SoBig.F, meanwhile, spreads by sending itself to a random address in a user’s e-mail directory and can download files and distribute personal information. E-mail containing the word usually feature a subject line like “Re: Details” or “Re: Approved.”

The worm’s code is embedded in documents in the e-mail and can spread further if people open those documents. In some cases, SoBig will place files on a personal computer to steal confidential information, or create “open relays” or holes in e-mail systems that allow spammers to send unsolicited e-mail anonymously.

Macintosh and Linux users, though they are vulnerable to receive e-mail from the worm, are not at risk to have their systems invaded further.

Welchia, which is seen as the more damaging of the two worms, knocked the Navy Marine Corps intranet offline for most of Monday and yesterday, leaving thousands of Navy workers without access.

Lockheed Martin also said a portion of its company computers shut down Monday, forcing the company to briefly stop employees from accessing the company network while traveling.

Welchia is designed to find computers infected with the Blaster worm and enters computers using the same vulnerability in Microsoft XP, 2000 and NT software. But it also enters through a vulnerability in Microsoft’s server software, so anyone who was protected against Blaster is not necessarily protected against Welchia. And because it is able to enter computers through two vulnerabilities, it has spread quickly, causing many corporate networks to slow.

“This is actually causing more problems than Blaster,” said Russ Cooper, surgeon-general with TruSecure, a Herndon Internet security company. “There are networks going down.”

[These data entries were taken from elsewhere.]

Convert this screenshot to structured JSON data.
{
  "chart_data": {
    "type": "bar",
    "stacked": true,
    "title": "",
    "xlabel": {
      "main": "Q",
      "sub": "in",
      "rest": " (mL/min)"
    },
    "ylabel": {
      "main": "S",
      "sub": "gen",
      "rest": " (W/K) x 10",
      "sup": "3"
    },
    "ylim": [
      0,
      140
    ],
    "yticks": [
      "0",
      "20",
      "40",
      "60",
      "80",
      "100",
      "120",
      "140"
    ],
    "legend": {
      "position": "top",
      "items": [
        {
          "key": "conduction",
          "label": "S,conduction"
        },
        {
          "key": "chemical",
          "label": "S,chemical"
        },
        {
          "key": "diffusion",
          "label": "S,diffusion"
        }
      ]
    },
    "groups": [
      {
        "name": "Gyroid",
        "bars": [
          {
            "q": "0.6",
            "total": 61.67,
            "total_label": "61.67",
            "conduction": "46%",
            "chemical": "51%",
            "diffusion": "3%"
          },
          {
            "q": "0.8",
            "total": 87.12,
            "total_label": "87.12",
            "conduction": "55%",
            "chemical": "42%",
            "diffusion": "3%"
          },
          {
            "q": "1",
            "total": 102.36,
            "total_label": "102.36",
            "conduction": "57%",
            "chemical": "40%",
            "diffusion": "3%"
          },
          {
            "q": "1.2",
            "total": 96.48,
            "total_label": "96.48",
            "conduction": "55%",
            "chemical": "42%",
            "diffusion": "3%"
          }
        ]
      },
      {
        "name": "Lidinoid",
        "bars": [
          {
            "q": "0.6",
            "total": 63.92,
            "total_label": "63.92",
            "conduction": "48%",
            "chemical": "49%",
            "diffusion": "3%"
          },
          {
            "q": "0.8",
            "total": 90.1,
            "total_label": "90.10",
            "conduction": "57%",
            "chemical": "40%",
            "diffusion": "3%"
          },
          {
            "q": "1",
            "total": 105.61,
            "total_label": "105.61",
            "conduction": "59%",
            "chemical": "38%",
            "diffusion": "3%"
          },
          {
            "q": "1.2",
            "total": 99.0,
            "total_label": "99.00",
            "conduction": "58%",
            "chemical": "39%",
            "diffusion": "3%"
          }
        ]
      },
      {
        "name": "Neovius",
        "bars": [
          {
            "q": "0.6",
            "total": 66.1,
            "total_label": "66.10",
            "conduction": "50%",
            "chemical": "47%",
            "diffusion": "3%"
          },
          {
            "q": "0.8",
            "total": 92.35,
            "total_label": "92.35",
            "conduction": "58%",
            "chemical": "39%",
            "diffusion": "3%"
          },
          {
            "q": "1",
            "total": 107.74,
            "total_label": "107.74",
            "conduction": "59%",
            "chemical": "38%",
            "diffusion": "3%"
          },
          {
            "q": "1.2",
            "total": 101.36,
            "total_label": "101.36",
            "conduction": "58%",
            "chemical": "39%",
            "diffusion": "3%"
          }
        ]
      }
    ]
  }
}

Blaster infected more than 500,000 computers worldwide last week, causing many to crash or restart without warning. Internet security companies said fewer computers are affected by Welchia but that it is more devastating because of its effects on corporate networks.

Welchia was originally viewed by some security experts as a “good” worm, because it deletes the Blaster worm from infected systems. But its fast propagation rate has meant the Welchia worm has done far more harm than good, analysts said.

“We’re not going to see hundreds of thousands of infections, but inside organizations we’re seeing significant impact,” said Vincent Weafer, a senior director with Symantec, a Cupertino, Calif., Internet security company. “Some of these companies are seeing some severe impact on business operations.”

Symantec upgraded Welchia to a four on its five-point threat scale, with five being the most serious. Blaster was also ranked as a four.

Internet security companies track how often worms and virus scan computer systems for vulnerabilities to exploit. Mr. Cooper said the amount of scanning related to the Welchia worm tripled yesterday compared with the previous 72 hours, when Welchia appeared.

To prevent both worms, security experts suggested that computer users download software patches from Microsoft’s Windows Update Web page and update their virus protection software.